2- Crédits d’impôt liés aux études

Puisque Benoît est âgé de plus de 16 ans et qu’il est présentement aux études postsecondaires, il lui est possible de réclamer les crédits pour frais de scolarité. Ainsi, la totalité des frais de scolarité admissibles qu’il a payés (400 $) pourra être demandée dans ses déclarations de revenus. Il s’agit donc concrètement d’une économie d’impôt de 50 $ (fédéral)[7] et 32 $ (Québec)[8]. Dans l’éventualité où Benoît n’aurait pas suffisamment d’impôt à payer pour utiliser pleinement les crédits, il pourrait alors décider de reporter la portion inutilisée ou de les transférer à sa conjointe, s’il en avait une (au fédéral seulement) ou à ses parents ou grands-parents.

3- Soutien aux revenus

Benoît peut se prévaloir du crédit d’impôt pour la TPS/TVH puisqu’il est âgé d’au moins 19 ans et qu’il est résident canadien. Il peut également se prévaloir du crédit d’impôt pour solidarité puisqu’il est âgé d’au moins 18 ans au 31 décembre 2019 et qu’il réside au Québec à la même date. Le montant attribuable à chacun des crédits dépend de plusieurs paramètres dont la situation familiale (avec ou sans conjoint, ayant ou non des personnes à charge) et le revenu familial.

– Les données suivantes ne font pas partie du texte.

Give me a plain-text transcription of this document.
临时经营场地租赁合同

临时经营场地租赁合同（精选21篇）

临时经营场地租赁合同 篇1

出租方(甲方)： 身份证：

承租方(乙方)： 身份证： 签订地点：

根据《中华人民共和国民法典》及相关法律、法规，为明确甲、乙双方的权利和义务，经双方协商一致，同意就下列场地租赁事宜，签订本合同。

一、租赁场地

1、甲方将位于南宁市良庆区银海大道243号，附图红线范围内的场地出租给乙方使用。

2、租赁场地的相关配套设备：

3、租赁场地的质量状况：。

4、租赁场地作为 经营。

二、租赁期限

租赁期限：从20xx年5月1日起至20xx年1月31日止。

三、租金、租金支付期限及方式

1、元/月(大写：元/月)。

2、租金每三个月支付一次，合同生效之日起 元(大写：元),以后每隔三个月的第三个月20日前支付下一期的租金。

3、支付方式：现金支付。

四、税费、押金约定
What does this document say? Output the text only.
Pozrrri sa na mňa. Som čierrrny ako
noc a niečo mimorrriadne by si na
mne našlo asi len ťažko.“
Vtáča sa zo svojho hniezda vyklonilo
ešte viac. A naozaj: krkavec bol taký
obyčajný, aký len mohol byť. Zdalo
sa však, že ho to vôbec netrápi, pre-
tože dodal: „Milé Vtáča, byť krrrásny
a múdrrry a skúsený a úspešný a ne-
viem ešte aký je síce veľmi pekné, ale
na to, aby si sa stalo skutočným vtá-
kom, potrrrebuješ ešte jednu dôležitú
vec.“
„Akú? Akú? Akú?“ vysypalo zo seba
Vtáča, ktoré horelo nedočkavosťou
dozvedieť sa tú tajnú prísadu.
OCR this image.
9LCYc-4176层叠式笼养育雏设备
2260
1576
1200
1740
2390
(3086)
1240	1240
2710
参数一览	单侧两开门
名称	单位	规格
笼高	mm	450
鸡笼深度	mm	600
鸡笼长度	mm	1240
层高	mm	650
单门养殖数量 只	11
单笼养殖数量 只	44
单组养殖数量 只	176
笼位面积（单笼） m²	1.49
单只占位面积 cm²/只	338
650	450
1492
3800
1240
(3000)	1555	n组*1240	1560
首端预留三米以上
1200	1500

Un particulier célibataire sans enfant habitant seul dans un logement admissible touchera au maximum 451 $[9] par l’entremise du crédit pour la TPS/TVH et 1 015 $[10] par l’entremise du crédit pour solidarité pour la période de versement du 1er juillet 2020 au 30 juin 2021.

Régime enregistré d’épargne-retraite

Les droits de cotisation à un REER commencent à s’accumuler seulement lorsqu’un particulier produit sa première déclaration de revenus. Ainsi, en produisant sa déclaration de revenus pour 2019, Benoît pourra accumuler un montant de 3 240 $ en droit de cotisation REER à la suite de sa première année sur le marché de travail, soit un montant qui correspond à 18 % de son revenu gagné en 2019.

Dépenses d’emploi

Étant employé d’un bureau d’architectes, Benoît n’est pas dans l’obligation d’effectuer personnellement des dépenses dans le cadre de son emploi. Qu’en est-il de la voiture qu’il utilise pour se rendre de son domicile à son lieu de travail ? L’ARC et Revenu Québec considèrent que l’utilisation d’un véhicule à moteur pour se rendre de la maison au travail, et vice versa, constitue une utilisation personnelle[11]. Ainsi, aucune déduction ne peut être demandée sur quelconque dépense liée aux frais de véhicule à moteur.

Résumé des déclarations de revenus de Benoît pour 2019

[1] REVENU QUÉBEC, Devez-vous produire une déclaration de revenus?.

[2] En 2019, le crédit de base est de 12 069 $ au fédéral et de 15 269 $ au Québec.

[3] 1 222 $ x 12,525 % = 153 $.

[4] [783 $ (cotisation de base au RRQ) + 225 $ (cotisation à l’A.-E.) + 94,68 $ (cotisation au RQAP)] x 12,525 % = 138 $.

[5] En 2019, la déduction pour travailleur correspond au moindre de 6 % x revenu de travail admissible et de 1 170 $.

[6] En 2019, la cotisation au RRQ est de 5,55 % x rémunération assurable supérieure à 3 500 $. Le pourcentage de 5,55 % est composé d’une cotisation de base de 5,40 % et d’une cotisation supplémentaire de 0,15 %. La cotisation supplémentaire donne droit à une déduction dans le calcul du revenu net, soit (18 000 $ – 3 500 $) x 0,15 % = 21,75 $.

[7] 400 $ x 12,525 % = 50 $.

[8] 400 $ x 8 % = 32 $.

[9] Montant de base (296 $) + montant de la composante supplémentaire (155 $) = 451 $.

[10] Montant de base de la composante TVQ (297 $) + montant pour personne vivant seule de la composante TVQ (141 $) + montant pour personne seule de la composante relative au logement (577 $) = 1 015 $.

[11] ARC, Frais de véhicule à moteur admissible.